I forgive the actions of the men in my life. I have recently been involved in a court case with one of my childhood molesters. I struggled with guilt when first made aware, thinking had I told someone, pressed charges, etc. Then I reminded myself there’s no such thing as what might have been, and I will not start believing in such nonsense. There is only what you choose to do today, where you go from here, and what you’ve absorbed from a lesson. I will always be an advocate for the abused, a voice for the silent, and an ear for the damaged. This was my defining moment, would I allow my words to slip from my lips as an empty promise, or would I ensure they mattered, despite a lifelong secret, despite the uncomfortable nature, despite the complexity.
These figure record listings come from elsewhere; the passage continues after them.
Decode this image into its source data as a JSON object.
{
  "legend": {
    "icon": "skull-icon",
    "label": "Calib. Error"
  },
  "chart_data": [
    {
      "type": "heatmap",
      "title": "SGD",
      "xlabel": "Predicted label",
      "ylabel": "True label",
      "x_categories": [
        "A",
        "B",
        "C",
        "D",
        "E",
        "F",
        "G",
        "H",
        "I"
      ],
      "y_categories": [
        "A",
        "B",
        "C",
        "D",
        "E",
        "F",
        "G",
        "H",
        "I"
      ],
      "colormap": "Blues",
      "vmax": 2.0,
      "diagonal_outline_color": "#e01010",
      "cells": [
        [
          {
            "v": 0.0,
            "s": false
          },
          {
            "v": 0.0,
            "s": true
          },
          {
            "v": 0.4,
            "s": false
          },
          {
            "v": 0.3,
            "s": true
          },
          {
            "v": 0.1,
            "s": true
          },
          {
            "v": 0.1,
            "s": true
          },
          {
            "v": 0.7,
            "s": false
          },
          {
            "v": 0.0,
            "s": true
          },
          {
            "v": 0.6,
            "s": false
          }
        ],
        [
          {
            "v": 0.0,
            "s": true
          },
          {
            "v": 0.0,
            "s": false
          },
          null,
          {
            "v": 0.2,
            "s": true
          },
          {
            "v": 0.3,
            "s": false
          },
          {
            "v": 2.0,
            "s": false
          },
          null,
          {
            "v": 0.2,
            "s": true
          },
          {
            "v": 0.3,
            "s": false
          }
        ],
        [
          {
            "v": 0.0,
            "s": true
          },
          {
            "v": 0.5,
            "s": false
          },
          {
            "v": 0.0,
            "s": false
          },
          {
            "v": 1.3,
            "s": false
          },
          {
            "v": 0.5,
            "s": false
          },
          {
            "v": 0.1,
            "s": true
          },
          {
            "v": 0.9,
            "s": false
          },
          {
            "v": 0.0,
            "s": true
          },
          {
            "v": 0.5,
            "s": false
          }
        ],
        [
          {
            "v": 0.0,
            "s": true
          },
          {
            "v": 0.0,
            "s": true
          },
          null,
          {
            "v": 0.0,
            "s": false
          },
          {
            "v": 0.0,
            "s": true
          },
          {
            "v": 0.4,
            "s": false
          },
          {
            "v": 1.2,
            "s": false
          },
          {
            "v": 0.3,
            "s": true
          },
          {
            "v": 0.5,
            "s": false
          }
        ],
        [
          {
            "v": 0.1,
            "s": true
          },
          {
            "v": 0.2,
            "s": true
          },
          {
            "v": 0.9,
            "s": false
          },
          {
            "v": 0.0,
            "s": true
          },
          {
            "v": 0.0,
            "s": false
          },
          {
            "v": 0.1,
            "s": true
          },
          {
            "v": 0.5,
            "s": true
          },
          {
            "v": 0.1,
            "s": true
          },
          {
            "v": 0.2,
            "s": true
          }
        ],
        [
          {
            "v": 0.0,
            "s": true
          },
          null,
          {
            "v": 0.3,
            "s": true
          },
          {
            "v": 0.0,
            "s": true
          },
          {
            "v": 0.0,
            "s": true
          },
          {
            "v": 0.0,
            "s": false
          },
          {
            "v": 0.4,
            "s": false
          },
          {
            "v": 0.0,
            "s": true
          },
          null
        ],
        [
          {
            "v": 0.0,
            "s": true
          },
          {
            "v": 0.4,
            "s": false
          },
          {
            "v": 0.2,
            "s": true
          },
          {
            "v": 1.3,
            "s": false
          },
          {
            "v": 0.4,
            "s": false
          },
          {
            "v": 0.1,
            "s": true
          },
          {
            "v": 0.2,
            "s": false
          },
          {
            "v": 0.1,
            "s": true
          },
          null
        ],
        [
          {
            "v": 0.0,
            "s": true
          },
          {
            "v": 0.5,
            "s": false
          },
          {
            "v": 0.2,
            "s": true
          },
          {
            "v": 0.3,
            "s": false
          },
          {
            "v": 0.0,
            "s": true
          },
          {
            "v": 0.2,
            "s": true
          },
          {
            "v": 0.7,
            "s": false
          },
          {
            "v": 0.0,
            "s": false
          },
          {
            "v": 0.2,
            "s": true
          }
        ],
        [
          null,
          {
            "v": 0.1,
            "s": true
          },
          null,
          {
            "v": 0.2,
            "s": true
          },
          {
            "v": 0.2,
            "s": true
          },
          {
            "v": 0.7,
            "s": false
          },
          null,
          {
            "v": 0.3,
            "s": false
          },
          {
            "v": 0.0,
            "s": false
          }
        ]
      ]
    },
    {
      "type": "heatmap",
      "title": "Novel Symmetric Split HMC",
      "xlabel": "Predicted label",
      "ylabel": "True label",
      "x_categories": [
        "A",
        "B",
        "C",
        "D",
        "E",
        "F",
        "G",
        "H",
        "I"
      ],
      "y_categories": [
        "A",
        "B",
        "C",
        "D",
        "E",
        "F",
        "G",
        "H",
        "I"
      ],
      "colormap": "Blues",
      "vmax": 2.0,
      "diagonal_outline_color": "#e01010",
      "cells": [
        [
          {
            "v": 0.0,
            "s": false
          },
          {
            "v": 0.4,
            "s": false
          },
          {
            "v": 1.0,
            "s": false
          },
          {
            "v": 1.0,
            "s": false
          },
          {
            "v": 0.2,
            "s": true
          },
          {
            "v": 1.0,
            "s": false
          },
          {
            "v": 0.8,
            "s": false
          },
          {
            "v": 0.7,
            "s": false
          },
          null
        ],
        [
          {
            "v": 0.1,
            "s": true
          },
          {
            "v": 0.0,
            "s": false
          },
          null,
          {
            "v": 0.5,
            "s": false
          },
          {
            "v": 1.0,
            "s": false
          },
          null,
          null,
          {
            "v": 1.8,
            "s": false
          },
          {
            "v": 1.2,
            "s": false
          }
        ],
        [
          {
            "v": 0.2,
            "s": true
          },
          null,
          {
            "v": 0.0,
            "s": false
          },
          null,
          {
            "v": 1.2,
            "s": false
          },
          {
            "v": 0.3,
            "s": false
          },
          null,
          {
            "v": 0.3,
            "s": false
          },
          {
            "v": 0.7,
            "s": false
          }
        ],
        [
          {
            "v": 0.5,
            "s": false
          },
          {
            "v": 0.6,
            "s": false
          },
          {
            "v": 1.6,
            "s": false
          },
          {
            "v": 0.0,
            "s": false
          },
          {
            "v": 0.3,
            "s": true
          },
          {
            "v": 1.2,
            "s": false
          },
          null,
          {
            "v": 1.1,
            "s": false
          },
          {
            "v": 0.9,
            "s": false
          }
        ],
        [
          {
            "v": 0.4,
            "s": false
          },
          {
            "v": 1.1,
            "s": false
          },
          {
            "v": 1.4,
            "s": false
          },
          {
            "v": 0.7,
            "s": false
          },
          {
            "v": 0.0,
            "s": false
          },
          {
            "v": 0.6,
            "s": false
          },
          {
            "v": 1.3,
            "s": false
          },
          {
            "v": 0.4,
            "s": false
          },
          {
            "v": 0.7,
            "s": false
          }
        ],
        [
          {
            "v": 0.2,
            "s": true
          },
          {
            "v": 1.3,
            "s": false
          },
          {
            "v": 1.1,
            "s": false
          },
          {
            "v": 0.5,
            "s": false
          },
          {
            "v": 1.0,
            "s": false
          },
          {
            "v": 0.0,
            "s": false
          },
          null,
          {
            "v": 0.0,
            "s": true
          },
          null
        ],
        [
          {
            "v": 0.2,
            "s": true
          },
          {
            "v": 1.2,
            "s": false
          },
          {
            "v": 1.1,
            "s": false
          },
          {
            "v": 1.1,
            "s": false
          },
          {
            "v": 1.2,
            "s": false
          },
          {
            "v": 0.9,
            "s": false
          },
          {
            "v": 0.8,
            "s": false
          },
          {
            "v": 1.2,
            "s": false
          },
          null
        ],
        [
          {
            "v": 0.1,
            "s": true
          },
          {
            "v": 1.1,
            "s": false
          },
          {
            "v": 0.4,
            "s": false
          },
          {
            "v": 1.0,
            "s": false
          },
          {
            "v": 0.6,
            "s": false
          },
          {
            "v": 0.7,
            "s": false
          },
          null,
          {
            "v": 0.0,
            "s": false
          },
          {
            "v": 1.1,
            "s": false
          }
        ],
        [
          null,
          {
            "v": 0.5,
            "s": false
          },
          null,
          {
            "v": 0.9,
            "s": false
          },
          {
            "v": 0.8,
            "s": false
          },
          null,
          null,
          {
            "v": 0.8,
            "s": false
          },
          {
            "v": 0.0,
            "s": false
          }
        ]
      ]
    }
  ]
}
No my friends, I’ve carried secrets for a lifetime, lived in deafening silence for too long, someone must decide to break the wheel, I’m not much of a leader, but if no one else will lead, I reckon I’ve got this shit.
The Whiskey & Me
I’m a quiet drinker, not like when I was young.
It’s when my words run dry, whiskey finds my tongue.
I’m lost inside my mind, in words that won’t come out.
I wash the chaos down, that makes me want to shout.
I don’t need a heavy mixer, a chaser I will pass.
All that I’m in need of, the whiskey and a glass.
I am not a smoker, but one may find my lips.
There is no calmer feeling, than a drag between my sips.
Please don’t try and join me, that seat is not for you.
Sitting right beside me, are things that I’ve been through.
Tonight’s my night to face them, just the whiskey and me.
This moment’s not for strength, it’s my thoughts I have to free.
The whiskey will warm, while the memories burn.
The feeling will soothe, while emotions will turn.
I relive my memories, I won’t let them go black.
It’s ignoring a past, that makes sane people crack.
I remember my struggle, to remind me, I’m strong.
And when this is over, I’ll write about wrong.
I’m not much of a drinker, unless I must think.
And when I am quiet, it’s the whiskey I drink.